My name is Sue--I live North of Grand Rapids Michigan with my husband, three cats and a 5 month old Sheltie mix puppy. I have two sons who are serving in the United States Army...one daughter living in New Jersey and one living in Georgia.I have three Grandchildren and one on the way---my oldest Grandson is almost 8 now and he has always called me "Gramma Sue"..thus the nick. I'm a 51 year old Ozzy Osbourne fan..altho I am really into alot of different styles of music....everything but Country and Opera, pretty much..I also enjoy landscaping with my husband, reading, spending time with Nature, playing on the computer, of course,running, and I HAVE been known to shop till I drop!

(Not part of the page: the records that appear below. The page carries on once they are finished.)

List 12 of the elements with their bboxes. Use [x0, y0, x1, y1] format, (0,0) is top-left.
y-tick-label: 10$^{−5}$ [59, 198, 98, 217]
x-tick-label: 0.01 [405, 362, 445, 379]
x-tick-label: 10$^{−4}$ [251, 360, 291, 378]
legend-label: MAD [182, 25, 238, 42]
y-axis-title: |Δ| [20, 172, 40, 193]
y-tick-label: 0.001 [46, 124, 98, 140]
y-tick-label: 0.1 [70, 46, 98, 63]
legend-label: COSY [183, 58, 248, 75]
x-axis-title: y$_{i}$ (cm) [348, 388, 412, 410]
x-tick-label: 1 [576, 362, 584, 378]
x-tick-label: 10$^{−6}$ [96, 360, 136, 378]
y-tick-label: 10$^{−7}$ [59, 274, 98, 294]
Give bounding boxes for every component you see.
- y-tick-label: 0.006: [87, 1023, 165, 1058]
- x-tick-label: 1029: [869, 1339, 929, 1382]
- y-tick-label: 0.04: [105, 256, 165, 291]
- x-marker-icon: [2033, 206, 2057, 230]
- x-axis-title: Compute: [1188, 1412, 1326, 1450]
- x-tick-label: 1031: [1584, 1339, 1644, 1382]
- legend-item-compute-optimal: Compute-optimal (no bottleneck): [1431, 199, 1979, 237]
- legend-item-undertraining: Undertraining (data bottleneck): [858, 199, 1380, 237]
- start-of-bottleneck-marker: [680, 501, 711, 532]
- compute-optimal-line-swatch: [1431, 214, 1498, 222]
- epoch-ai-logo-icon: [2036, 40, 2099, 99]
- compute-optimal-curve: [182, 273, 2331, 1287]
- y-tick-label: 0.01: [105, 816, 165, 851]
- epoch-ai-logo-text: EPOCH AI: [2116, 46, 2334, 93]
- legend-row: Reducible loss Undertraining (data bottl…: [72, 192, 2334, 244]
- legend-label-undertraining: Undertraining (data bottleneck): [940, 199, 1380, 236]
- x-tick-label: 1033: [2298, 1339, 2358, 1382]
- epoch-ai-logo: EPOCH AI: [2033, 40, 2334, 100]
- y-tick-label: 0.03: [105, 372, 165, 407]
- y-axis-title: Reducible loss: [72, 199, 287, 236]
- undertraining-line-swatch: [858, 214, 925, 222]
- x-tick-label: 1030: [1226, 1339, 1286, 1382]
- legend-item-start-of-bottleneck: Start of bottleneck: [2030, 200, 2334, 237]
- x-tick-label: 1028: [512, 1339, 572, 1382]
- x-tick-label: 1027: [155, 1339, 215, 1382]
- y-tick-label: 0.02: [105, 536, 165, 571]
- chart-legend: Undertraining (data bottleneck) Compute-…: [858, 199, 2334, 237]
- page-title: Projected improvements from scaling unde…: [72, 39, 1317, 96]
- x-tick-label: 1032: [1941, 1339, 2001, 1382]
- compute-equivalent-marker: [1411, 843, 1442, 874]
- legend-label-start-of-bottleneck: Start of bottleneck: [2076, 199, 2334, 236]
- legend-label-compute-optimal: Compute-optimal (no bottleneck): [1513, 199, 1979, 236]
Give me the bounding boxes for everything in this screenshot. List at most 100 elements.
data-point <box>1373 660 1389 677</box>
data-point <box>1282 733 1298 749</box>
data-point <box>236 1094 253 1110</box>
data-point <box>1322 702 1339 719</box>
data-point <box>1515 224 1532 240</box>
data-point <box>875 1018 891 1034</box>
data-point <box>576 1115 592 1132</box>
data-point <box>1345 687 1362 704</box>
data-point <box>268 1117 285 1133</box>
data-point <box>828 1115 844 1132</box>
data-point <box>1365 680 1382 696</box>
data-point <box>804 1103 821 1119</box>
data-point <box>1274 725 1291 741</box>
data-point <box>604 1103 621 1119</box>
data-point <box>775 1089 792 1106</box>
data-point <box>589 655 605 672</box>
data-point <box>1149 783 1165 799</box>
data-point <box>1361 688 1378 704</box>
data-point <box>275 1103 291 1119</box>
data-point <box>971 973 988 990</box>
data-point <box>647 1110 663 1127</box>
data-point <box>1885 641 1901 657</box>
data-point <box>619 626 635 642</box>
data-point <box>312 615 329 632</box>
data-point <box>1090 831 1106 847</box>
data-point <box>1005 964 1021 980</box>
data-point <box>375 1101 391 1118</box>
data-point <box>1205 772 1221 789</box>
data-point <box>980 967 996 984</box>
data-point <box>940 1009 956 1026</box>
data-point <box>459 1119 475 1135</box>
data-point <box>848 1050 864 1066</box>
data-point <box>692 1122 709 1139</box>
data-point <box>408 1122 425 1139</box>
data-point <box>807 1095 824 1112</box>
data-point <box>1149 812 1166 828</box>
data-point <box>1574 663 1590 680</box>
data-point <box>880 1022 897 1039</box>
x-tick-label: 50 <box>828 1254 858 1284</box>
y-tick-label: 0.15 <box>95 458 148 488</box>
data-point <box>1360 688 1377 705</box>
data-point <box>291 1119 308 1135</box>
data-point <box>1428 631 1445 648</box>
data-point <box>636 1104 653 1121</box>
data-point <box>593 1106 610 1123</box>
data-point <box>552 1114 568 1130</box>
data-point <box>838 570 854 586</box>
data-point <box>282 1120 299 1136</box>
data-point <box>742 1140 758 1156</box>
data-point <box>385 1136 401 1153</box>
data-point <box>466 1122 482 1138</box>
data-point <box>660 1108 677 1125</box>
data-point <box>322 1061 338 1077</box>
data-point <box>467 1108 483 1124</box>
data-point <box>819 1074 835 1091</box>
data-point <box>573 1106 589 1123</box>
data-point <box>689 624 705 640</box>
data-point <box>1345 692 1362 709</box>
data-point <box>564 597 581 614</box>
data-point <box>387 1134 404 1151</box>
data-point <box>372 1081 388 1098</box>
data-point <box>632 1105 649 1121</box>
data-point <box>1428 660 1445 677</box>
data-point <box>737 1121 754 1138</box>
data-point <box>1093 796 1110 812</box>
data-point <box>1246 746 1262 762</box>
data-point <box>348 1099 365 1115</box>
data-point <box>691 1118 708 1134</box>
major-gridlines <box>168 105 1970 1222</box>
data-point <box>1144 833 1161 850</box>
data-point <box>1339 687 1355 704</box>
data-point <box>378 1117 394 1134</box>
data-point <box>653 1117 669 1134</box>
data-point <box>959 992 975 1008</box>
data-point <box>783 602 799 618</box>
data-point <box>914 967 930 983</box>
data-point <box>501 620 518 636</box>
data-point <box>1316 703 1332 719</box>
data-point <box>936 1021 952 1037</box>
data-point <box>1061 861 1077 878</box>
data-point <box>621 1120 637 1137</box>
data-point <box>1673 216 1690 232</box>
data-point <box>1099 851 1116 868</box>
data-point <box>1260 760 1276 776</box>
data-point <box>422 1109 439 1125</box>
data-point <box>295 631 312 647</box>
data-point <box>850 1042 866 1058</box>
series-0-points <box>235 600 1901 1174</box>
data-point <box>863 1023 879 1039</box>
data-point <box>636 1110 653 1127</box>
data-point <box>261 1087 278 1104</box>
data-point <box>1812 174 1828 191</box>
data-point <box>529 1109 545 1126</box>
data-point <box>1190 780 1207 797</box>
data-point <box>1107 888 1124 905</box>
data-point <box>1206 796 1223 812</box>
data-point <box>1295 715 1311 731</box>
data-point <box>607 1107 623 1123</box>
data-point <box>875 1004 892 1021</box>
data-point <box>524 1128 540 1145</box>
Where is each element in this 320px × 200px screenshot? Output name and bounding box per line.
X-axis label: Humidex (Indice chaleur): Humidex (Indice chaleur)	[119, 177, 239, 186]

I have no particular religeous or political affiliations...I prefer to be known as Spiritual and an Independant. I'm a people person and love to have fun and I think this would be a good time to tell everyone that I have a crazy sense of humor at times.


----------



## AddFran (Jul 10, 2004)

Welcome to the forum Gramma Sue. 
You gave great insight into your character and you will be a wonderful addition to this site. 
You'll be hooked before you know it. :wink:


----------



## Padunk (Oct 20, 2003)

Welcome! I love seeing fellow Michiganders. :wink:


----------



## Lori (Jun 8, 2003)

Weclome to the forum, GrammaSue! I can't wait to hear more about you and your cats.


----------



## Katsprat (Mar 18, 2004)

Welcome, Welcome Welcome,    Glad you're here!

katsprat


----------



## Ioana (Jul 12, 2003)

Welcome to the forum, GrammaSue


----------



## CyberPet (May 12, 2004)

Good to see you here with all cats and the puppie! Welcome!!


----------



## kitkat (Sep 22, 2003)

Welcome to the forum, loved hearing about some of your likes and hope to see some pictures soon


----------



## fluffy (Sep 7, 2004)

Wlcome to the forum...hope you will enjoy your stay here


----------



## Zalensia (Aug 25, 2003)

Welcome to the forums!


----------



## Jeanie (Jun 18, 2003)

Welcome! It's nice to have you with us.


----------



## Annissa (Dec 9, 2003)

Welcome to the forums!


----------



## rosalie (Oct 9, 2003)

Welcome to the forums!..liked your quote


----------



## Mike (Jan 27, 2004)

Hi Sue and welcome to the forum!

Peace,
Mike


----------